Com todos esses problemas do sistema vigente, não há dúvidas de que a reforma tributária vem em boa hora. Entretanto, grupos de pressão têm atrapalhado a tramitação da matéria no Congresso, convencendo senadores a lhes darem tratamento especial. O novo texto da reforma tributária, apresentado pelo relator na CCJ, prevê diversas alíquotas reduzidas, contrariando o espírito de isonomia proposto pelo próprio projeto.

Comissão de Constituição, Justiça e Cidadania (CCJ) realiza reunião para leitura do relatório da PEC 45/2019
O senador Eduardo Braga (MDB-AM) durante discussão na CCJ sobre a reforma tributária - Roque de Sá/Agência Senado

Um dos privilégios incluídos é uma alíquota reduzida de 30% para serviços de profissão intelectual, fiscalizados por conselho profissional, ou seja, médicos e advogados que atuem fora do Simples Nacional. Outros regimes específicos com benefícios abrangem combustíveis e lubrificantes, concessão de rodovias, parques temáticos, bares, serviços de agência de viagem e turismo e transporte coletivo de passageiros.
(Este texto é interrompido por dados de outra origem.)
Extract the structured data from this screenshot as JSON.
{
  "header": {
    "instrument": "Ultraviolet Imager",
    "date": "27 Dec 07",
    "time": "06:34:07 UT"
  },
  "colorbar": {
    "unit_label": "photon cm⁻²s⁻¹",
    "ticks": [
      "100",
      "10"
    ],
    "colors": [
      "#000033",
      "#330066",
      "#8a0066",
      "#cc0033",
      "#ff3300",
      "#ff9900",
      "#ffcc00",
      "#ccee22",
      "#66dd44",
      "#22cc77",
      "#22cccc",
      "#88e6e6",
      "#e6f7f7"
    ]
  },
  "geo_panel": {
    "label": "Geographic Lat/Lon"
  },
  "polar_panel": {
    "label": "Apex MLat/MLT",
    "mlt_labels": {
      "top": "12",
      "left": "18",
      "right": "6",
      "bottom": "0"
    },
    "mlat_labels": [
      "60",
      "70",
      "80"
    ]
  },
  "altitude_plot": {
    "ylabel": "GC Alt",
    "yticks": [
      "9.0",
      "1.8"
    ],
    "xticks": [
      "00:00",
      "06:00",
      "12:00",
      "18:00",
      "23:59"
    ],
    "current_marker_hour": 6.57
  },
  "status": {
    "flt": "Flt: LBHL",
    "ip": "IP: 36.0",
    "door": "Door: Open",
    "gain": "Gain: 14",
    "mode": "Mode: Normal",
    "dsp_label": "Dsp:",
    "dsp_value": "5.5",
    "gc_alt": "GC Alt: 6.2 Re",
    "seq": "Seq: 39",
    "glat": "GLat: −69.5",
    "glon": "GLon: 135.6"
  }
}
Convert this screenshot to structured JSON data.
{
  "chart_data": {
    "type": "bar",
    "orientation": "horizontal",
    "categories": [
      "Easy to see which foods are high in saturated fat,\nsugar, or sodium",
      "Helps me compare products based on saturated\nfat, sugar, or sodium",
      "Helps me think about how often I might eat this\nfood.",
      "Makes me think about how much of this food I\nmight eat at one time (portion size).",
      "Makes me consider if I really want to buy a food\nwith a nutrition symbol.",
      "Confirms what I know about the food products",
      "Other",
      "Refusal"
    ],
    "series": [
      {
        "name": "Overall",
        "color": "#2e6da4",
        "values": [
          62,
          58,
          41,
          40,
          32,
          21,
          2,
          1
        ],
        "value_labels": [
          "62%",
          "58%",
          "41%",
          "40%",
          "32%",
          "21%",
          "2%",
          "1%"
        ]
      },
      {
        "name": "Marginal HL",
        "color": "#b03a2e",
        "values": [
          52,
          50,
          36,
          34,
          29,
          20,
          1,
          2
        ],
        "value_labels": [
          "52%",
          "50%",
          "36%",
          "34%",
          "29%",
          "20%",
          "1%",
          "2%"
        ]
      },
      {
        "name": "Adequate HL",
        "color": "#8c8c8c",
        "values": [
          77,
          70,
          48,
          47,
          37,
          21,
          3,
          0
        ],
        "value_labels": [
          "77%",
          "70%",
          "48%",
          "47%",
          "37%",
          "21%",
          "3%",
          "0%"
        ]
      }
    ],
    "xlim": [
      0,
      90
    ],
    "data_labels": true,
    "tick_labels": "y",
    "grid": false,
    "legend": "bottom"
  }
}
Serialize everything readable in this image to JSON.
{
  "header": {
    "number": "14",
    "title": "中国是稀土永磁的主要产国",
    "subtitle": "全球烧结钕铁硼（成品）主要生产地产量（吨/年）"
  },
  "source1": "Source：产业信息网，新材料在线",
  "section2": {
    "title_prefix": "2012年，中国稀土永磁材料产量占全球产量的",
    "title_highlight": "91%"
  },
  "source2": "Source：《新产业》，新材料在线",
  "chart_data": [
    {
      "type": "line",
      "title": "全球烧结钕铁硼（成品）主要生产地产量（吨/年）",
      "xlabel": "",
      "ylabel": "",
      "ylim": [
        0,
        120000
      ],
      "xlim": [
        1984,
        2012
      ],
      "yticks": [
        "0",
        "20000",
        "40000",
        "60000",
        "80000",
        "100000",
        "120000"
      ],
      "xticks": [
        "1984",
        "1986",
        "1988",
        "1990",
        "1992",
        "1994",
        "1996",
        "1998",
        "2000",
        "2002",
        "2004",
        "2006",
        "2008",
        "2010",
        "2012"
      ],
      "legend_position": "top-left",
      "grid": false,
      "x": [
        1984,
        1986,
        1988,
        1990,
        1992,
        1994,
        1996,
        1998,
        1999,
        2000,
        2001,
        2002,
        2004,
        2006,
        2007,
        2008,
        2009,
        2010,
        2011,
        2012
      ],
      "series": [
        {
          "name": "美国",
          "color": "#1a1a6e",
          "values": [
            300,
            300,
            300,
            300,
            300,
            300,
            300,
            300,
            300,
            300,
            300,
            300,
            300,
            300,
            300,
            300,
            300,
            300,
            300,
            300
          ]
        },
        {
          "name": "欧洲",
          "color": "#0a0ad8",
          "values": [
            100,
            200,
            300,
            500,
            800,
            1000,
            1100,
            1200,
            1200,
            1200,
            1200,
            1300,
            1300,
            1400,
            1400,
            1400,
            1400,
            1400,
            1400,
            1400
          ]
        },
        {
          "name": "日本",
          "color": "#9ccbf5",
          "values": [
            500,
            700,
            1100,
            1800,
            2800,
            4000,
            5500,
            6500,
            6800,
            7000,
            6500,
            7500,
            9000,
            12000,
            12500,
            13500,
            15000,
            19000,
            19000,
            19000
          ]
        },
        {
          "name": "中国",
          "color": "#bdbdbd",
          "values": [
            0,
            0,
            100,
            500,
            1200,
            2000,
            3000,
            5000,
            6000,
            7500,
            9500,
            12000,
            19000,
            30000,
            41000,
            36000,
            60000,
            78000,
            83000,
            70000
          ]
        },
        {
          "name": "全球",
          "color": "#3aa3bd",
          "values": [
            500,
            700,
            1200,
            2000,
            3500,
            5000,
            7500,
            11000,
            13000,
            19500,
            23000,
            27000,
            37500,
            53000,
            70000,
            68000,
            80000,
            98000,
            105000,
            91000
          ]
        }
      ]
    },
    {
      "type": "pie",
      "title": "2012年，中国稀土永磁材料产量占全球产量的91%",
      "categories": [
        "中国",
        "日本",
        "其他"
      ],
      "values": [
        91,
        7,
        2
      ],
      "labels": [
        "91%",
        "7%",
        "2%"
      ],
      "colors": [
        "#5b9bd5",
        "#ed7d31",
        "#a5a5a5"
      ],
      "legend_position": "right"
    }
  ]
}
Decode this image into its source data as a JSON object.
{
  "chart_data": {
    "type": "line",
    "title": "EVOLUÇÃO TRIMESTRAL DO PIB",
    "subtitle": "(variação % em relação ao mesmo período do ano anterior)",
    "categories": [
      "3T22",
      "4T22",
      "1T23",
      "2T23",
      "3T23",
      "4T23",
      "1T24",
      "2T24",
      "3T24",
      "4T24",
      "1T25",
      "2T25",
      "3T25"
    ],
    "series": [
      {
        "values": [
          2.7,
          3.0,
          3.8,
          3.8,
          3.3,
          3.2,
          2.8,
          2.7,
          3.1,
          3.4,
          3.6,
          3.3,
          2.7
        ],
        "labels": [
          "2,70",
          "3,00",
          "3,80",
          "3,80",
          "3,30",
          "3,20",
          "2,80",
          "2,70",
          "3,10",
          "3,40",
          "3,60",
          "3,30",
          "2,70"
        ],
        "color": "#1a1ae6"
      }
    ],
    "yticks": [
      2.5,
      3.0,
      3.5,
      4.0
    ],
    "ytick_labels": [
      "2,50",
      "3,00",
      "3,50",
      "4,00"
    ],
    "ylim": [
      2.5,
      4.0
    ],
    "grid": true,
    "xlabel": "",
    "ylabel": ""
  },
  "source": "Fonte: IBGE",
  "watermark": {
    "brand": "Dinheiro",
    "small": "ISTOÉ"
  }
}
Detratores da reforma utilizam como um de seus argumentos que teremos o maior Imposto de Valor Agregado (IVA) do mundo. Mas, como o projeto prevê neutralidade fiscal, se isso realmente ocorrer, será fruto principalmente da alta tributação sobre consumo que já temos hoje e da quantidade de exceções à regra geral. Afinal, quanto mais setores da sociedade quiserem um "desconto" nos seus impostos, maior será a taxa padrão para maior parte da sociedade. Então, o desafio é convencer os políticos brasileiros a não ceder a esses pedidos em nome de um sistema tributário mais justo e equitativo.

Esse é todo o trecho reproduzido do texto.